15. Vietnam - Execution of a Viet Cong Guerrilla -  1968
After the Soviets whupped the U.S. in the space race with Sputnik and dog murder we got back at them by getting bogged down in the Vietnam War. Eddie Adams captured the photo, and felt really bad about ruining the life of the police chief (on the left), since the guy on the right actually killed scores of innocent civilians, but the photo makes the guy on the *left* seem like the bad guy. It's like they say: you can't take it with you.

16. USA - Kent State Massacre - 1970
Okay. See, the reason why the U.S. was better than the U.S.S.R. in the Cold War was that the Soviets violated human rights. That's why they were godless bastards and we were beacons of democratic freedom. But John Filo didn't love freedom, so when Ohio National Guard opened fire on peaceful protesting college students he took this photo to strike a blow for the terrorists Commies.

17. China - Tank Man - 1989 
The Unknown Rebel was captured by Jeff Widener. This photograph of a civilian standing up to brutality was so moving that the Chinese Communist Party immediately collapsed as a result, out of deep shame.

 18. Sudan - Sudan Famine - 1993
Kevin Carter took this Pulitzer-prize winning photograph and, unable to answer what became of the girl, committed suicide shortly afterwards. Life is more important than art. Discuss.
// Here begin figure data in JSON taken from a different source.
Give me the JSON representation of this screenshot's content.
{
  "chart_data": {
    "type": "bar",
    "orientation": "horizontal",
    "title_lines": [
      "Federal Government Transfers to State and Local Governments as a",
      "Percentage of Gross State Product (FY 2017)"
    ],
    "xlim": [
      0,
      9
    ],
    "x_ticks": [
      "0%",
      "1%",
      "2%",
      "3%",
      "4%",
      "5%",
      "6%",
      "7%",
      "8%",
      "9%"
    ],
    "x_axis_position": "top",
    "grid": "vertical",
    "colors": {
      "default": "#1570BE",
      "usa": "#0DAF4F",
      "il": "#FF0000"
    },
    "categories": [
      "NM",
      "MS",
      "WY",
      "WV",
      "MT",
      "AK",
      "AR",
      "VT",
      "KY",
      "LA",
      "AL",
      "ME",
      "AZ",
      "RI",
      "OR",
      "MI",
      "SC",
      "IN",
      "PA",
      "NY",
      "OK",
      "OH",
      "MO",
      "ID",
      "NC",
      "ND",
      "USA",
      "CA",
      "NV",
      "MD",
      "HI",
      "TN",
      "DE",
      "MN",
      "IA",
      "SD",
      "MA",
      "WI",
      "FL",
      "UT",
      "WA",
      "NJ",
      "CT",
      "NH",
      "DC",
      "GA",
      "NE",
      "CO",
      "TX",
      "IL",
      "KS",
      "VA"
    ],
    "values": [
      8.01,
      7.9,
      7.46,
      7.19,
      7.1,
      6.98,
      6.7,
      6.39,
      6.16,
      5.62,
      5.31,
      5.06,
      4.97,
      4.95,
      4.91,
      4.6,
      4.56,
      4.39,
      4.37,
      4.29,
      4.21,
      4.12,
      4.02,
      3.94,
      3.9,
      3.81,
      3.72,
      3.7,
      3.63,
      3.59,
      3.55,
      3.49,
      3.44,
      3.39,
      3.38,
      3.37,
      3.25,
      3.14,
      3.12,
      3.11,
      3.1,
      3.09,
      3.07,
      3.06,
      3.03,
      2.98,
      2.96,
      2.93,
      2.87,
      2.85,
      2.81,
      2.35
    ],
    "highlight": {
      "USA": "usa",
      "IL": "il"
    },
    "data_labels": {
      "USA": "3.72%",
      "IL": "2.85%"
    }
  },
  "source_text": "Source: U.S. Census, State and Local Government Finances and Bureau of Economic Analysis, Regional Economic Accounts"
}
19. France - Paris Hilton - 2005
Unlike previous decades, the dawn of the new century was absent of war, poverty, famine, catastrophically mishandled floods or strife of any kind. Photographers such as Eric Gaillard, instead decided to capture the bareness of our own souls.

Well my laundry's all done. Better go and think about art's role in society, and what I've done.

 * Just kidding! He actually was smart and protected himself with lead shields. Still died, though.

2 comments:

Jessica said...

I'd add: http://life.time.com/history/behind-the-picture-the-photo-that-changed-the-face-of-aids/#1

And this one: http://i.dailymail.co.uk/i/pix/2012/10/24/article-2222249-15A711F3000005DC-581_634x901.jpg

And this one: http://digitaljournalist.org/issue0309/lm11.html

And I feel like an Ansel Adams should be on there...

Errol Morris also did a whole thing on the Crimean photo: http://www.radiolab.org/2012/sep/24/in-the-valley-of-the-shadow-of-doubt/

Karen said...

Editorially, you may have misspelled the x-ray guy's name. I'm pretty sure there's another "e" in there. Roentgen? Also, I sat next to Joe one night at dinner around 1979. It was a dinner for Pulitzer prize winners. Your dad and I had been invited b/c of his work with the guy from the Point Reyes newspaper who was (that night) the latest recipient. All the prize winners (around) were there, and I was seated next to Joe, who was a lovely old man. We had a nice chat about that photo.